In the 20th century, followers of the Hahnemannian school in France and Switzerland started working on another approach: the concept of constitutional typology as a way to clinically determine the remedies best suited for a patient. It started with Nebel, a Swiss homeopath, who described three basic types: Carbonic, Fluoric, and Phosphoric. Leon Vannier, a famous French homeopath of the beginning of this century, agreed with the same three types. It was Henri Bernard who eventually established constitutional typology as a valuable diagnostic tool by determining that the Sulfur Type was the healthy form.

He accepted the three types determined by Nebel and Vannier as the basic types related to the Sulfur Type and showed how metabolic and hormonal differences created the different basic types. He also showed how the three Hahnemannian miasmic influences created more mixed types beyond the basic types. These discoveries helped form a powerful diagnostic tool and allowed for invaluable insight into the evolution of chronic disease previously unknown.

Constitutional typology helped homeopathic practitioners understand the role of metabolism, as well. It eventually became a guide for diagnosing different types of people because their constitutional tendencies predicted the kind of diseases they would develop if their metabolisms became impaired. For example, the Carbonic Type will develop sclerosis of the tissues if the liver is deficient. This means that this type will gain weight, will easily develop arteriosclerosis, retain toxins in the connective tissues that are not excreted by the liver, and start retaining water when the intoxication reaches a critical level (i.e. hydrogenoidism).
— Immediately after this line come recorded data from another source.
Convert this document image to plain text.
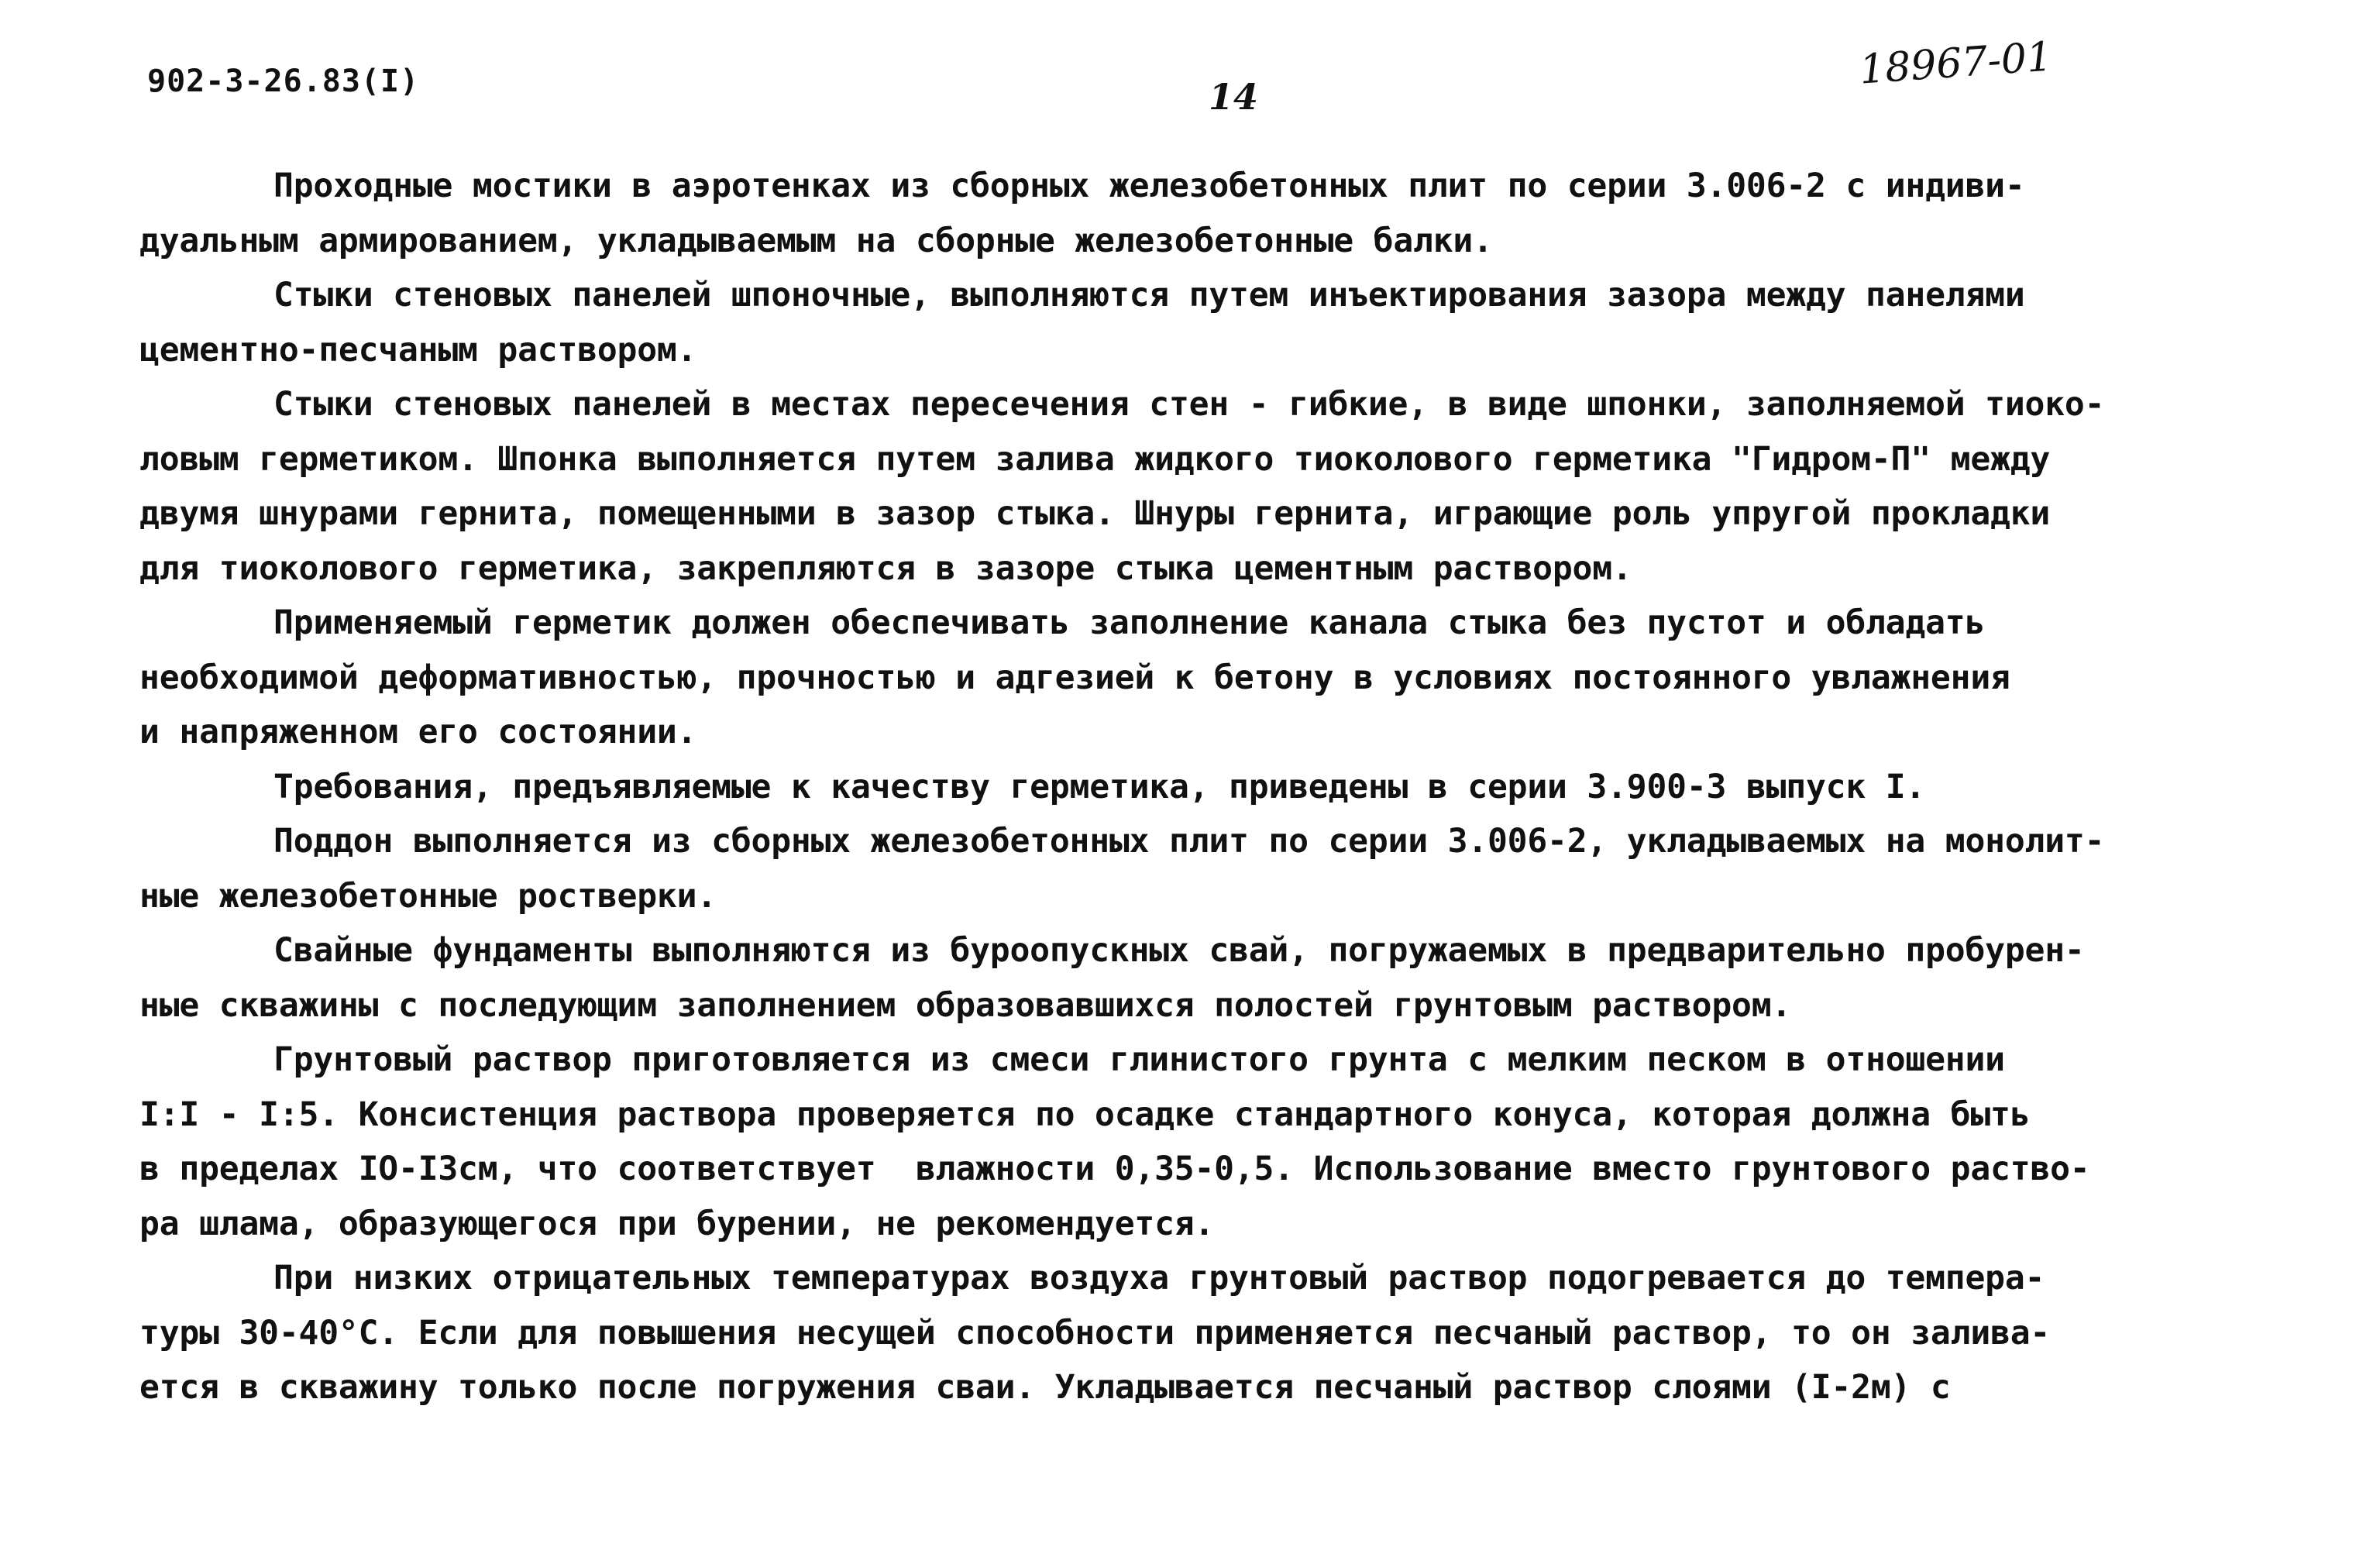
902-3-26.83(I)	14
18967-01
Проходные мостики в аэротенках из сборных железобетонных плит по серии 3.006-2 с индиви-
дуальным армированием, укладываемым на сборные железобетонные балки.
Стыки стеновых панелей шпоночные, выполняются путем инъектирования зазора между панелями
цементно-песчаным раствором.
Стыки стеновых панелей в местах пересечения стен - гибкие, в виде шпонки, заполняемой тиоко-
ловым герметиком. Шпонка выполняется путем залива жидкого тиоколового герметика "Гидром-П" между
двумя шнурами гернита, помещенными в зазор стыка. Шнуры гернита, играющие роль упругой прокладки
для тиоколового герметика, закрепляются в зазоре стыка цементным раствором.
Применяемый герметик должен обеспечивать заполнение канала стыка без пустот и обладать
необходимой деформативностью, прочностью и адгезией к бетону в условиях постоянного увлажнения
и напряженном его состоянии.
Требования, предъявляемые к качеству герметика, приведены в серии 3.900-3 выпуск I.
Поддон выполняется из сборных железобетонных плит по серии 3.006-2, укладываемых на монолит-
ные железобетонные ростверки.
Свайные фундаменты выполняются из буроопускных свай, погружаемых в предварительно пробурен-
ные скважины с последующим заполнением образовавшихся полостей грунтовым раствором.
Грунтовый раствор приготовляется из смеси глинистого грунта с мелким песком в отношении
I:I - I:5. Консистенция раствора проверяется по осадке стандартного конуса, которая должна быть
в пределах IO-I3см, что соответствует  влажности 0,35-0,5. Использование вместо грунтового раство-
ра шлама, образующегося при бурении, не рекомендуется.
При низких отрицательных температурах воздуха грунтовый раствор подогревается до темпера-
туры 30-40°С. Если для повышения несущей способности применяется песчаный раствор, то он залива-
ется в скважину только после погружения сваи. Укладывается песчаный раствор слоями (I-2м) с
An opposite type is Natrum muriaticum, a lean type that has poor metabolic action because of tuberculinism, a concept developed by Bernard that widens the Hahnemannian concept of the psora, or first miasm. The Natrum muriaticum patient has a deficient metabolism and liver, but is unable to generate the sclerotic defense in the connective tissue and thus accumulates the toxins that the liver cannot excrete in the blood and the lymph. This causes an acute awareness of illness with almost no clues to what may cause the problem, as well as multiple underlying symptoms of intestinal, respiratory or sinus problems or a mixture of these problems.

Bernard established about a dozen basic and mixed constitutional types. I explain most of this approach in my course about clinical homeopathy. It is clear that the similimum in modern homeopathic diagnosis in chronic diseases cannot be applied successfully until a person is brought back to a state of health where a true acute disease exists, just like in the early years of Hahnemann.